In 1994 Cohen said that "it was a song I've never been satisfied with". In the 1999 book, The Complete Guide to the Music of Leonard Cohen, the authors comment that Cohen's question, "Did you ever go clear?", in the song, is a reference to the Scientology state of "Clear".

In the liner notes to 1975's The Best of Leonard Cohen, which includes the song, he mentions that the famous blue raincoat to which he refers actually belonged to him, and not someone else:

I had a good raincoat then, a Burberry I got in London in 1959. Elizabeth thought I looked like a spider in it. That was probably why she wouldn't go to Greece with me. It hung more heroically when I took out the lining, and achieved glory when the frayed sleeves were repaired with a little leather. Things were clear. I knew how to dress in those days. It was stolen from Marianne's loft in New York City sometime during the early seventies. I wasn't wearing it very much toward the end.

Ron Cornelius played guitar on Songs of Love and Hate and was Cohen's band leader for several years. He told Songfacts: "We played that song a lot before it ever went to tape. We knew it was going to be big. We could see what the crowd did—you play the Royal Albert Hall, the crowd goes crazy, and you're really saying something there. If I had to pick a favorite from the album, it would probably be 'Famous Blue Raincoat'."

The original recording starts in the key of A minor, but switches to C major during the choruses. Cohen said, "That's nice. I guess I got that from Spanish music, which has that."

==Reception==
"Famous Blue Raincoat" is widely considered to be one of Cohen's best songs. American Songwriter ranked the number five on their lists of the 10 greatest Leonard Cohen songs.

==Cover versions==
"Famous Blue Raincoat" has also been recorded by numerous other artists, including Tori Amos, Joan Baez, Jonathan Coulton, Nathaniel Rateliff, and Eivør and Jared Louche. It provided the title to Jennifer Warnes' album of cover versions of Cohen's songs.

Damien Rice performed the song at the 2017 Tower of Song: A Memorial Tribute to Leonard Cohen concert.

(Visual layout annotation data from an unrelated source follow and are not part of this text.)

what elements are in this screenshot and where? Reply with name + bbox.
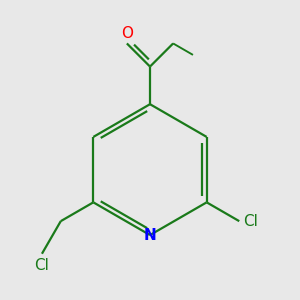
Text: Cl: Cl <box>244 214 258 229</box>
Text: Cl: Cl <box>34 258 50 273</box>
Text: N: N <box>144 228 156 243</box>
Text: O: O <box>121 26 133 41</box>
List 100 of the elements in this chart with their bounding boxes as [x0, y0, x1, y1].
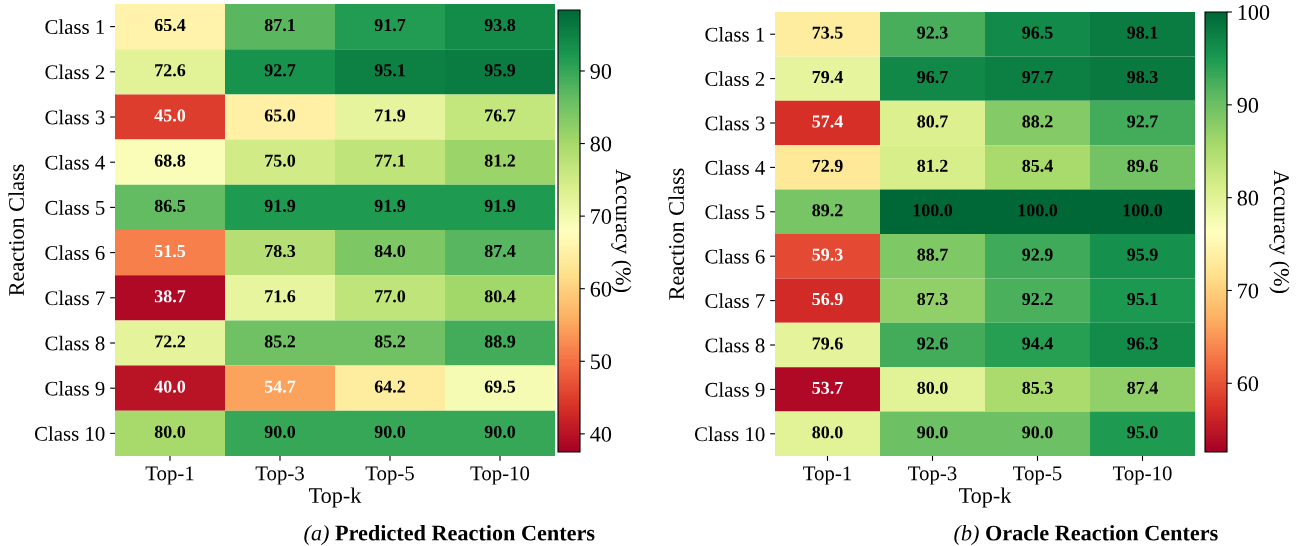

First Aid Kit included it in their Who By Fire memorial tribute sung by Maja Francis.

=="When I Need You" comparison==
The melody of the "hook" line or chorus of "When I Need You" by Leo Sayer is identical to the part of "Famous Blue Raincoat" where the lyrics are as follows: "Jane came by with a lock of your hair, she said that you gave it to her that night, that you planned to go clear." The melody of these lyrics matches the lyrics of "When I Need You" as follows: "(When I) need you, I just close my eyes and I'm with you, and all that I so want to give you, is only a heart beat away."

In a 2006 interview with The Globe and Mail Cohen said:

"I once had that nicking happen with Leo Sayer. Do you remember that song 'When I Need You'?" Cohen sings the chorus of Sayer's number one hit from 1977, then segues into "And Jane came by with a lock of your hair", a lyric from "Famous Blue Raincoat". "Somebody sued them on my behalf ... and they did settle", even though, he laughs, "they hired a musicologist, who said, that particular motif was in the public domain and, in fact, could be traced back as far as Schubert."